About Carol Cassidy and Lao Textiles
Laos Textiles is owned and operated by American-born Carol Cassidy. In this beauty of a building and property is her workshop, studio, and gallery. Working here is about fifty staff doing the spinning, dyeing, weaving and finishing of the all-silk, contemporary woven art for which she specializes.
Carol has been weaving since she was seventeen years old, having trained in Finland and Sweden. She’s worked as a textile expert in almost every continent from America to Africa, and arrived in Laos in 1989. Just a year later, Lao Textiles opened in the present location. The former living and dining areas were converted into showrooms with beautifully appointed, finely woven panels, pillows, runners, and more—many decorated with stylized animist motifs.

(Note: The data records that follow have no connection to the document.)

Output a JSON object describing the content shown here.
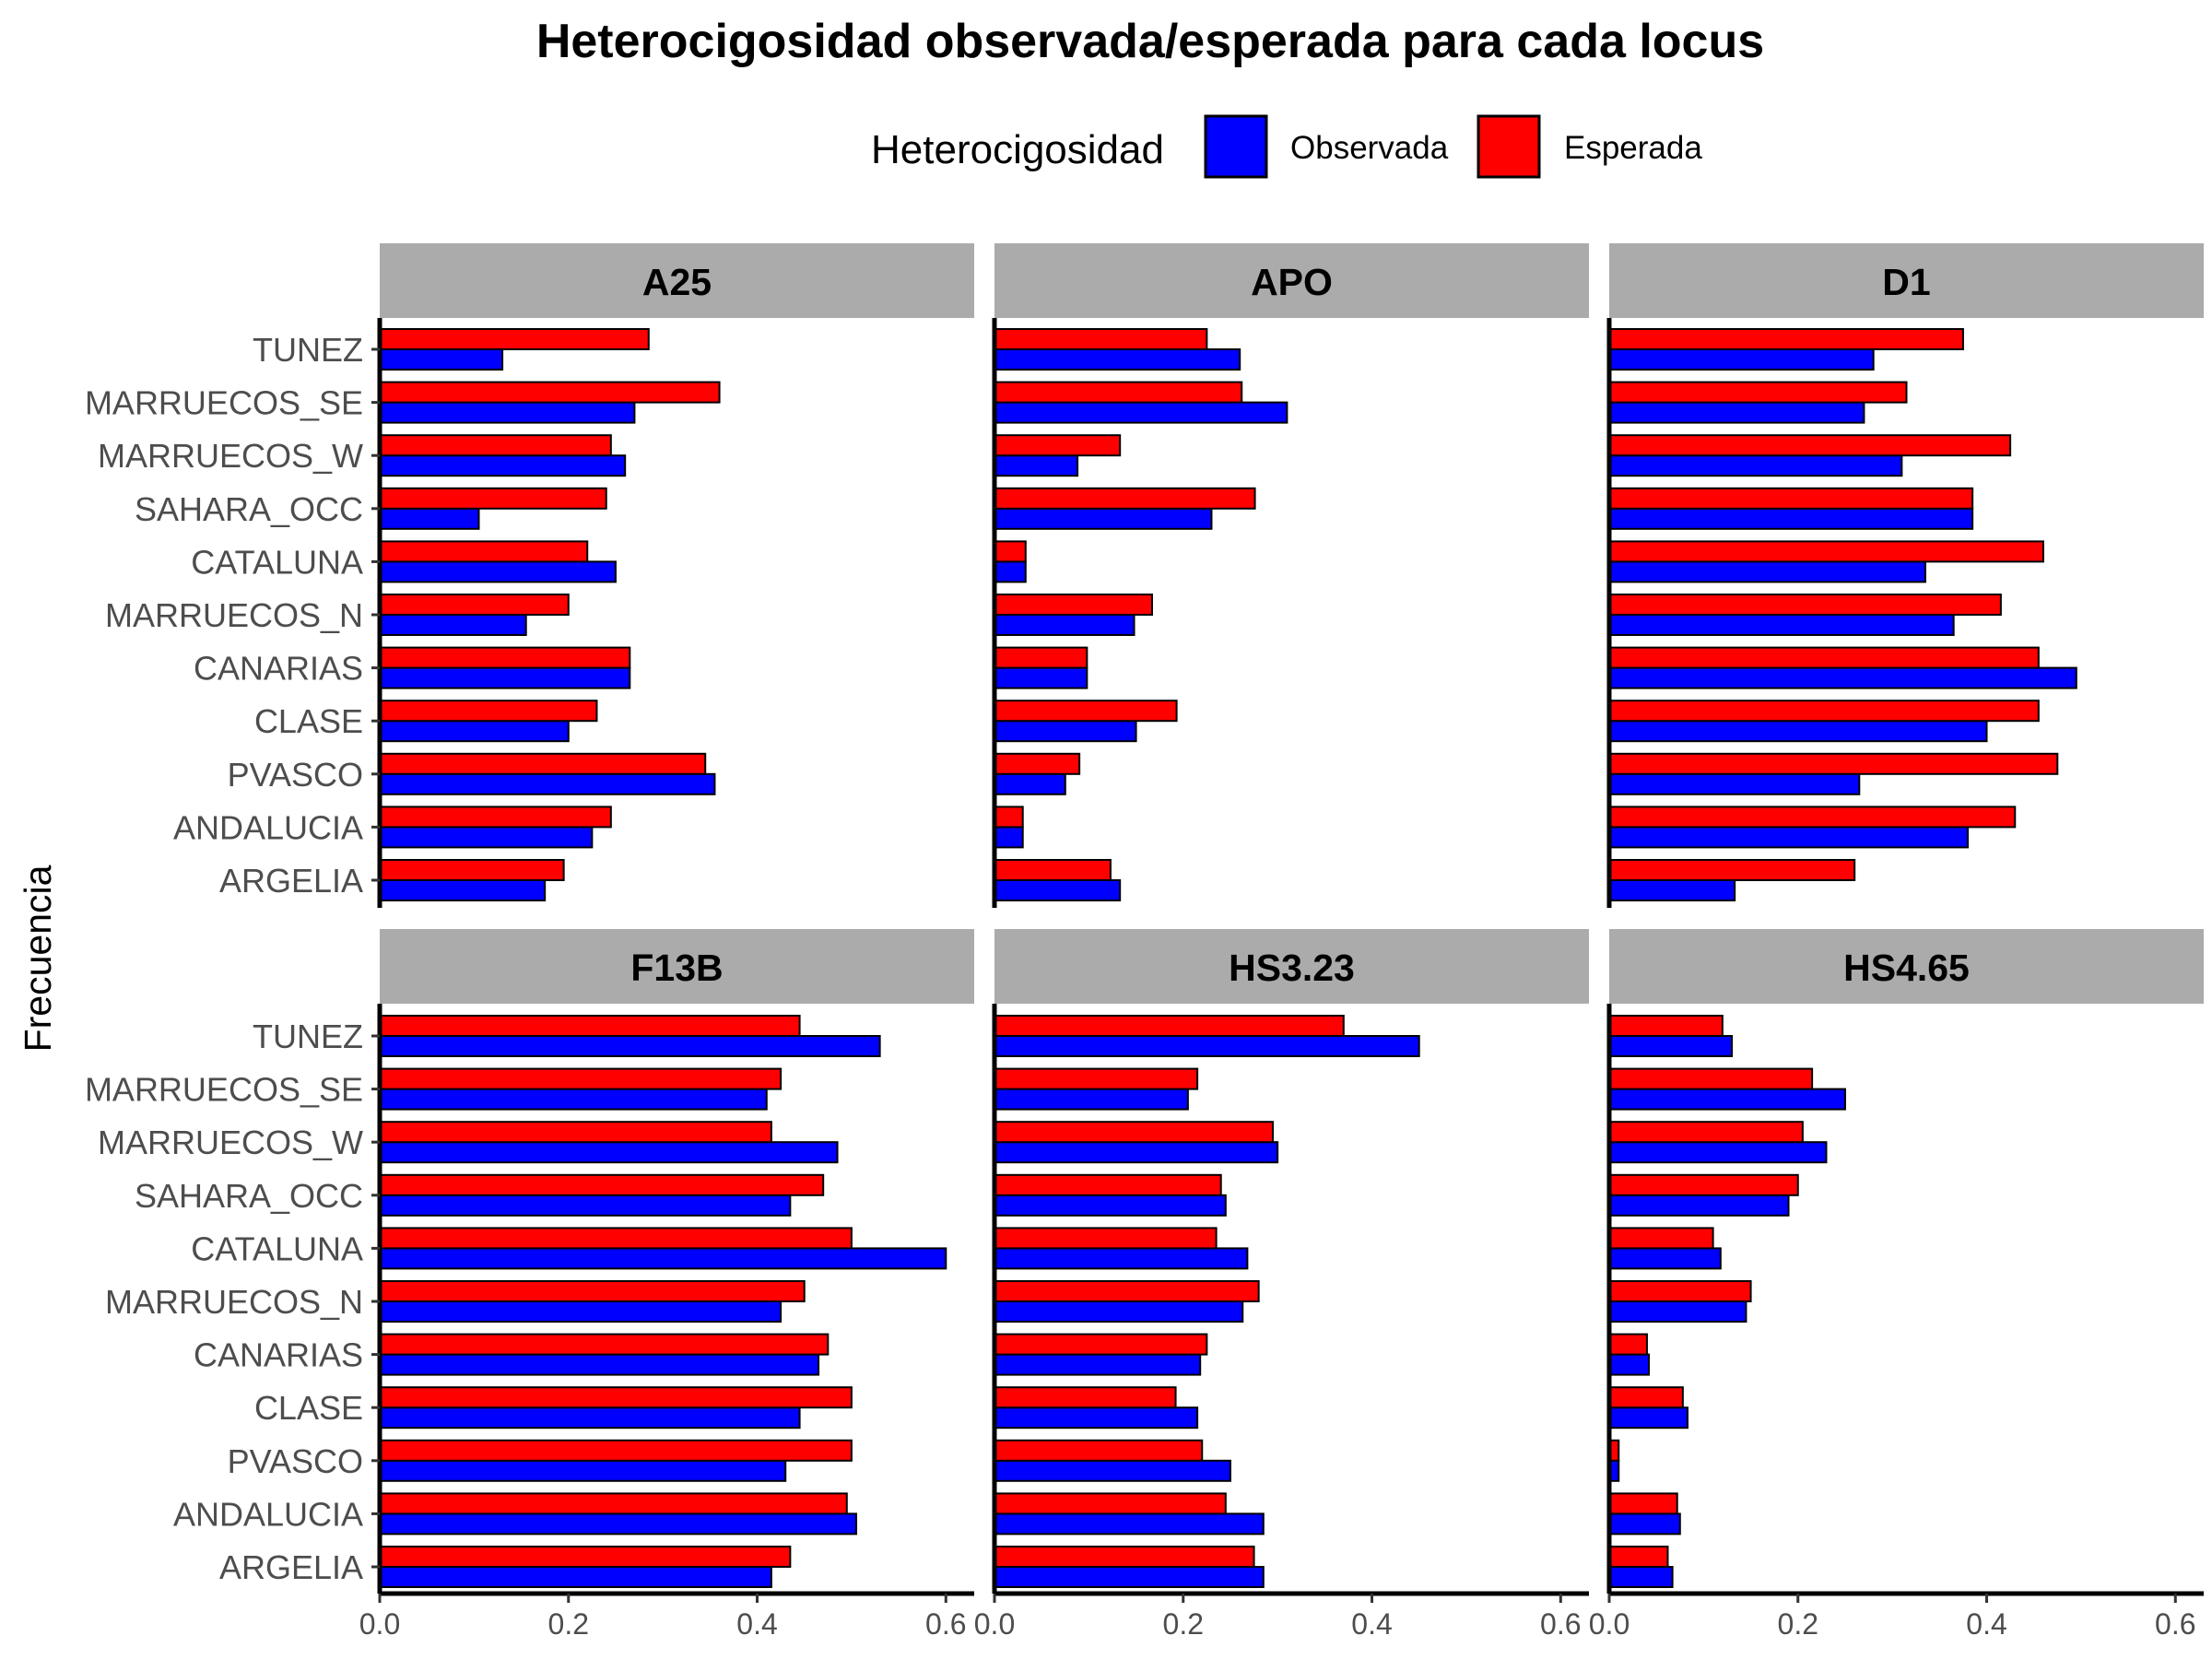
{
  "chart_data": {
    "type": "bar",
    "orientation": "horizontal",
    "title": "Heterocigosidad observada/esperada para cada locus",
    "ylabel": "Frecuencia",
    "xlabel": "",
    "xlim": [
      0,
      0.63
    ],
    "x_ticks": [
      "0.0",
      "0.2",
      "0.4",
      "0.6"
    ],
    "grid": false,
    "legend": {
      "title": "Heterocigosidad",
      "position": "top",
      "entries": [
        {
          "label": "Observada",
          "color": "#0000ff"
        },
        {
          "label": "Esperada",
          "color": "#ff0000"
        }
      ]
    },
    "categories": [
      "TUNEZ",
      "MARRUECOS_SE",
      "MARRUECOS_W",
      "SAHARA_OCC",
      "CATALUNA",
      "MARRUECOS_N",
      "CANARIAS",
      "CLASE",
      "PVASCO",
      "ANDALUCIA",
      "ARGELIA"
    ],
    "panels": [
      {
        "locus": "A25",
        "series": [
          {
            "name": "Observada",
            "values": [
              0.13,
              0.27,
              0.26,
              0.105,
              0.25,
              0.155,
              0.265,
              0.2,
              0.355,
              0.225,
              0.175
            ]
          },
          {
            "name": "Esperada",
            "values": [
              0.285,
              0.36,
              0.245,
              0.24,
              0.22,
              0.2,
              0.265,
              0.23,
              0.345,
              0.245,
              0.195
            ]
          }
        ]
      },
      {
        "locus": "APO",
        "series": [
          {
            "name": "Observada",
            "values": [
              0.26,
              0.31,
              0.088,
              0.23,
              0.033,
              0.148,
              0.098,
              0.15,
              0.075,
              0.03,
              0.133
            ]
          },
          {
            "name": "Esperada",
            "values": [
              0.225,
              0.262,
              0.133,
              0.276,
              0.033,
              0.167,
              0.098,
              0.193,
              0.09,
              0.03,
              0.123
            ]
          }
        ]
      },
      {
        "locus": "D1",
        "series": [
          {
            "name": "Observada",
            "values": [
              0.28,
              0.27,
              0.31,
              0.385,
              0.335,
              0.365,
              0.495,
              0.4,
              0.265,
              0.38,
              0.133
            ]
          },
          {
            "name": "Esperada",
            "values": [
              0.375,
              0.315,
              0.425,
              0.385,
              0.46,
              0.415,
              0.455,
              0.455,
              0.475,
              0.43,
              0.26
            ]
          }
        ]
      },
      {
        "locus": "F13B",
        "series": [
          {
            "name": "Observada",
            "values": [
              0.53,
              0.41,
              0.485,
              0.435,
              0.6,
              0.425,
              0.465,
              0.445,
              0.43,
              0.505,
              0.415
            ]
          },
          {
            "name": "Esperada",
            "values": [
              0.445,
              0.425,
              0.415,
              0.47,
              0.5,
              0.45,
              0.475,
              0.5,
              0.5,
              0.495,
              0.435
            ]
          }
        ]
      },
      {
        "locus": "HS3.23",
        "series": [
          {
            "name": "Observada",
            "values": [
              0.45,
              0.205,
              0.3,
              0.245,
              0.268,
              0.263,
              0.218,
              0.215,
              0.25,
              0.285,
              0.285
            ]
          },
          {
            "name": "Esperada",
            "values": [
              0.37,
              0.215,
              0.295,
              0.24,
              0.235,
              0.28,
              0.225,
              0.192,
              0.22,
              0.245,
              0.275
            ]
          }
        ]
      },
      {
        "locus": "HS4.65",
        "series": [
          {
            "name": "Observada",
            "values": [
              0.13,
              0.25,
              0.23,
              0.19,
              0.118,
              0.145,
              0.042,
              0.083,
              0.01,
              0.075,
              0.067
            ]
          },
          {
            "name": "Esperada",
            "values": [
              0.12,
              0.215,
              0.205,
              0.2,
              0.11,
              0.15,
              0.04,
              0.078,
              0.01,
              0.072,
              0.062
            ]
          }
        ]
      }
    ]
  }
}
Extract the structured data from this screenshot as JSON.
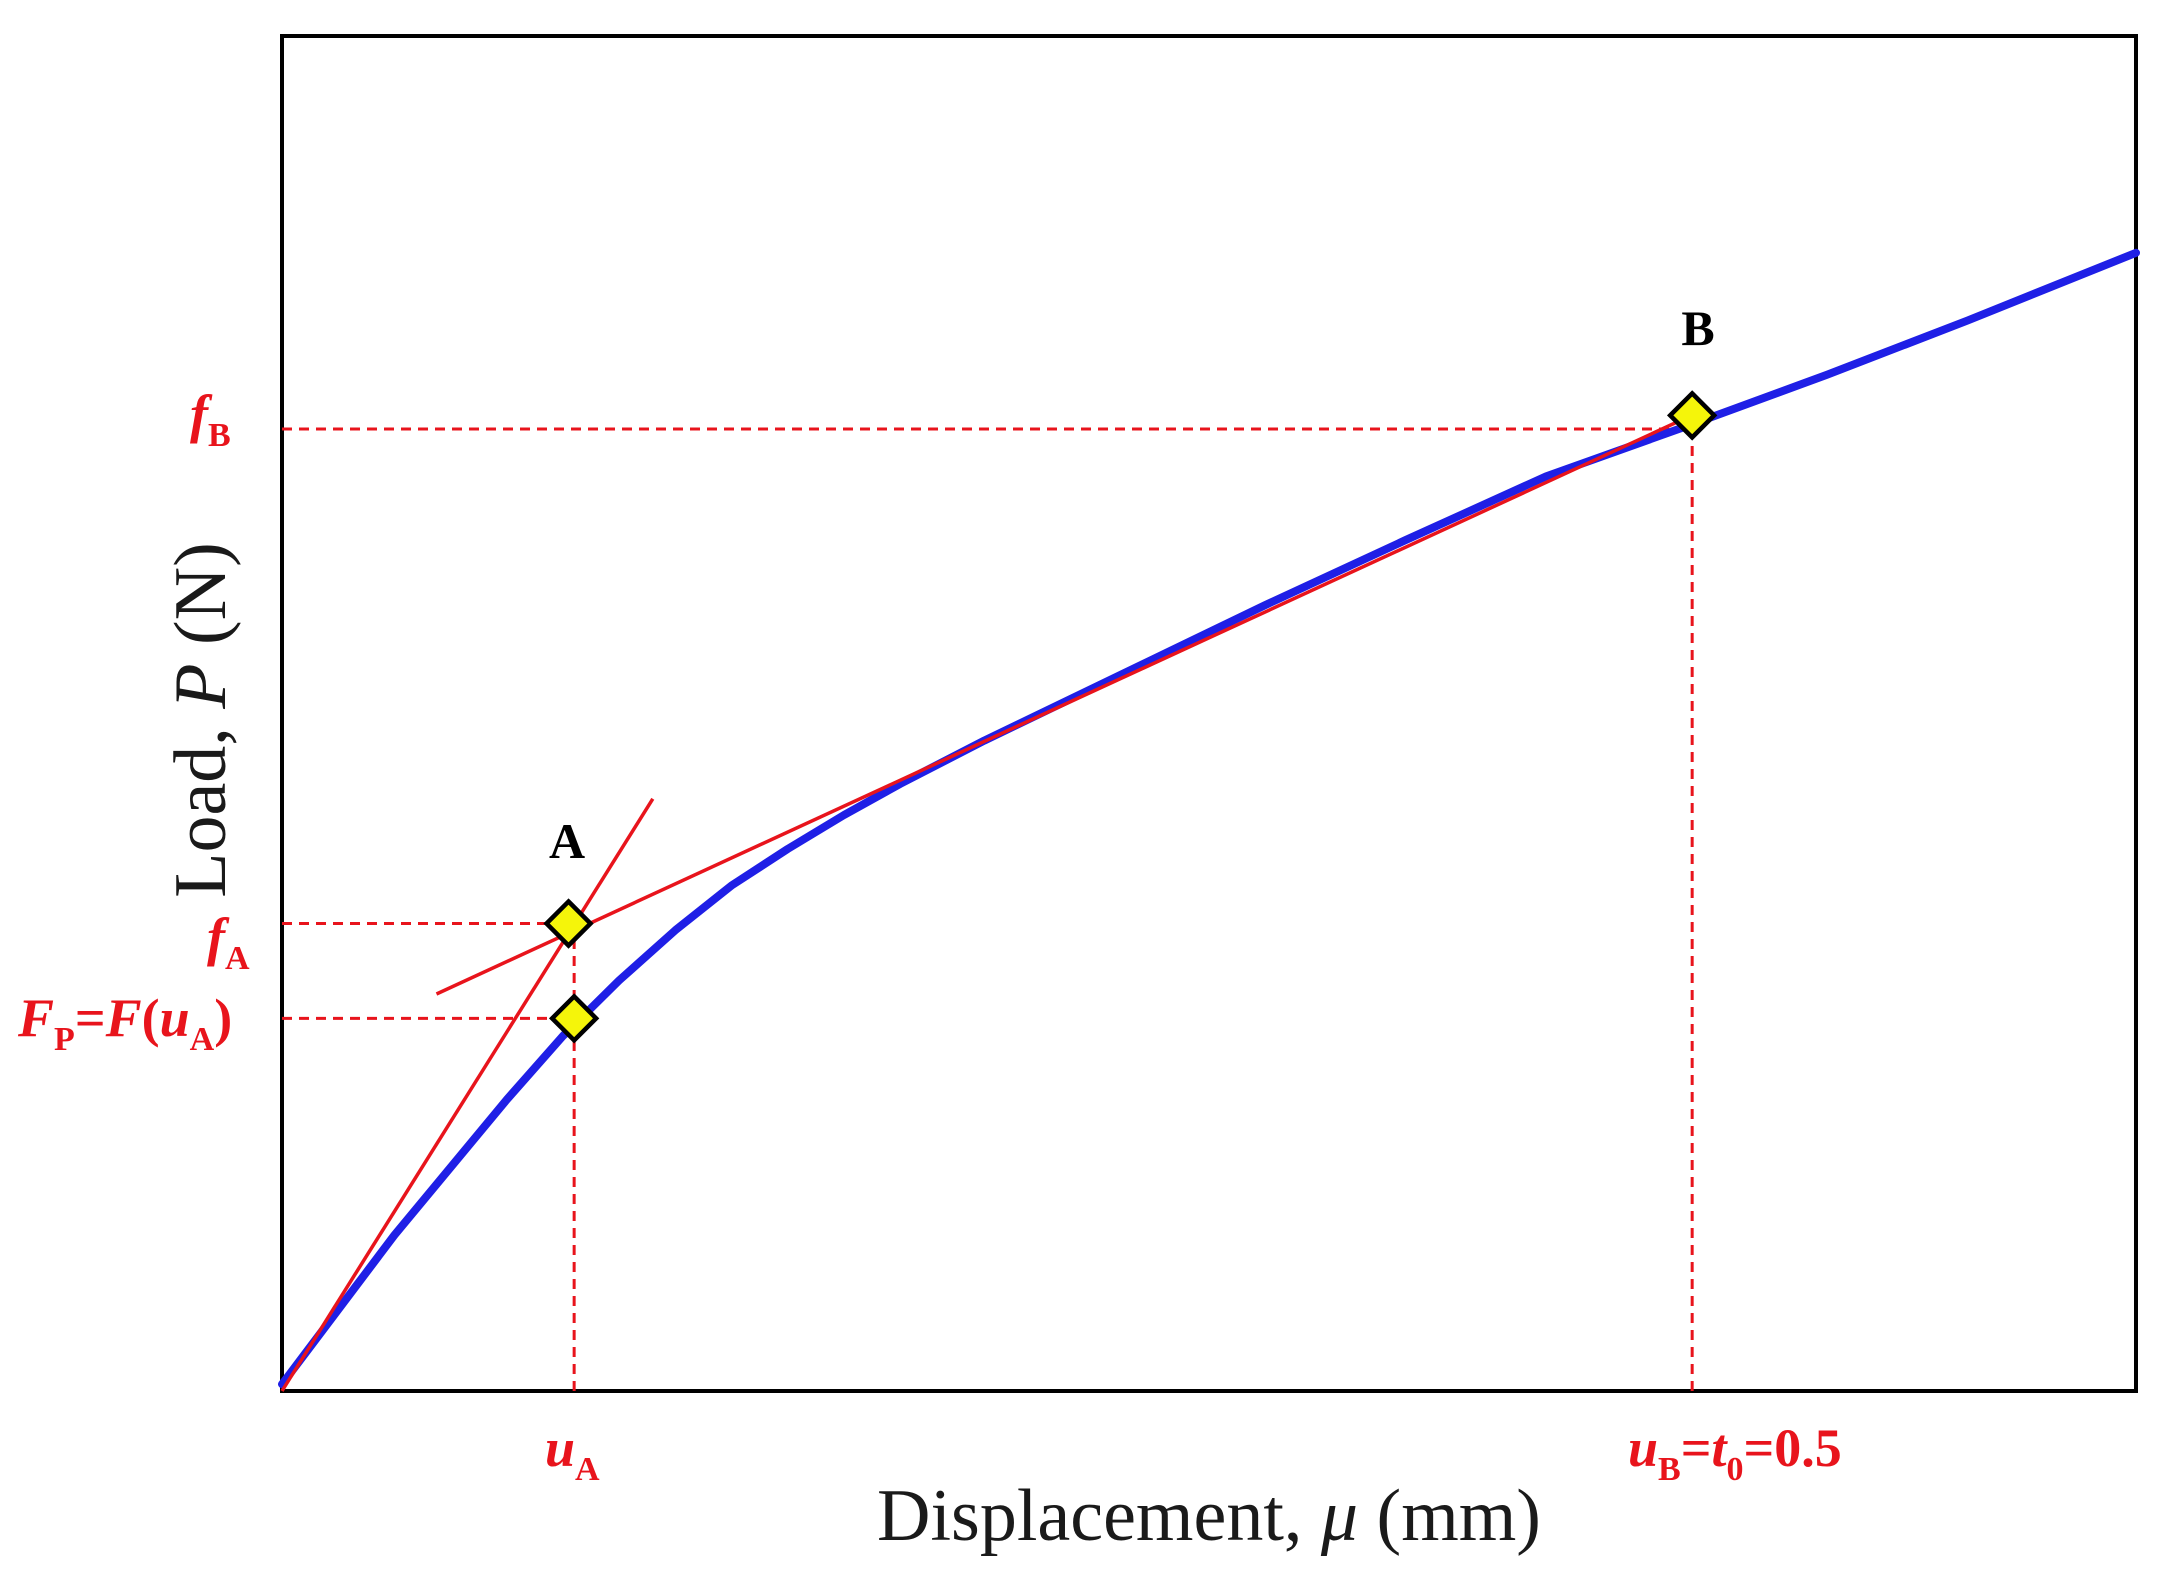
{
  "colors": {
    "curve": "#1f1fe6",
    "construction": "#e8141c",
    "marker_fill": "#f5f50a",
    "marker_stroke": "#000000",
    "frame": "#000000"
  },
  "chart_data": {
    "type": "line",
    "xlabel": "Displacement, μ (mm)",
    "ylabel": "Load, P (N)",
    "xlim": [
      0,
      0.66
    ],
    "ylim": [
      0,
      1.0
    ],
    "grid": false,
    "x_tick_values": [
      0.104,
      0.5
    ],
    "y_tick_values": [
      0.681,
      0.345,
      0.275
    ],
    "series": [
      {
        "values_x": [
          0,
          0.02,
          0.04,
          0.06,
          0.08,
          0.1,
          0.12,
          0.14,
          0.16,
          0.18,
          0.2,
          0.22,
          0.25,
          0.3,
          0.35,
          0.4,
          0.45,
          0.5,
          0.55,
          0.6,
          0.66
        ],
        "values_y": [
          0.005,
          0.06,
          0.115,
          0.165,
          0.215,
          0.262,
          0.303,
          0.34,
          0.373,
          0.4,
          0.425,
          0.448,
          0.48,
          0.53,
          0.58,
          0.628,
          0.675,
          0.712,
          0.75,
          0.79,
          0.84
        ]
      }
    ],
    "tangent_lines": [
      {
        "x": [
          0,
          0.132
        ],
        "y": [
          0,
          0.437
        ]
      },
      {
        "x": [
          0.055,
          0.507
        ],
        "y": [
          0.293,
          0.725
        ]
      }
    ],
    "guide_lines": [
      {
        "x": [
          0.104,
          0.104
        ],
        "y": [
          0,
          0.345
        ]
      },
      {
        "x": [
          0,
          0.104
        ],
        "y": [
          0.345,
          0.345
        ]
      },
      {
        "x": [
          0,
          0.104
        ],
        "y": [
          0.275,
          0.275
        ]
      },
      {
        "x": [
          0.502,
          0.502
        ],
        "y": [
          0,
          0.71
        ]
      },
      {
        "x": [
          0,
          0.502
        ],
        "y": [
          0.71,
          0.71
        ]
      }
    ],
    "markers": [
      {
        "x": 0.102,
        "y": 0.345
      },
      {
        "x": 0.104,
        "y": 0.275
      },
      {
        "x": 0.502,
        "y": 0.72
      }
    ],
    "annotations": {
      "point_a": "A",
      "point_b": "B"
    },
    "tick_labels": {
      "ua_main": "u",
      "ua_sub": "A",
      "ub_main": "u",
      "ub_sub": "B",
      "ub_eq": "=",
      "ub_t": "t",
      "ub_t_sub": "0",
      "ub_val": "=0.5",
      "fb_main": "f",
      "fb_sub": "B",
      "fa_main": "f",
      "fa_sub": "A",
      "fp_F1": "F",
      "fp_sub1": "P",
      "fp_eq": "=",
      "fp_F2": "F",
      "fp_open": "(",
      "fp_u": "u",
      "fp_sub2": "A",
      "fp_close": ")"
    },
    "axis_text": {
      "x_part1": "Displacement, ",
      "x_mu": "μ",
      "x_part2": " (mm)",
      "y_part1": "Load, ",
      "y_P": "P",
      "y_part2": " (N)"
    }
  }
}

I soon learned that animal and mythical-creature motifs are frequently used in Cassidy’s designs–a particular favorite being the Naga, the river serpent, a mythological water serpent with unparalleled benevolent powers.
An Inspired Story of Silken Stripes
Perhaps the Naga’s benevolence was at work as I was quickly enticed by each silken piece. Then, out of the corner of my eye, I saw vivid colors with patterns that were a far cry from Lao symbolism. Tucked away in an alcove room were stacks of striped silk scarves. At first glance, it appeared they were repetitious in coloring and sequencing, but I was wrong. Most of the scarves were unique in their striping pattern—some had narrow banding against a solid background, others were wider striped throughout containing twenty to thirty colors. Each one was a jewel in itself.
Carol peaked into the room and saw my pile starting to form. Her story unraveled about her visit to Cambodia in 1998, and meeting women who were land mine survivors, disabled, or had lost their husbands from the exploding land mines. They all needed a livelihood. So what seemed a natural outgrowth of Lao Textiles was to establish a weaving center in Preah Vihear– she now employs over fifty spinners, dyers, weavers and finishers. This project contributes to sustainable income for the artisans. It’s generated income for the community to build homes, add clean water, and for children to go through school.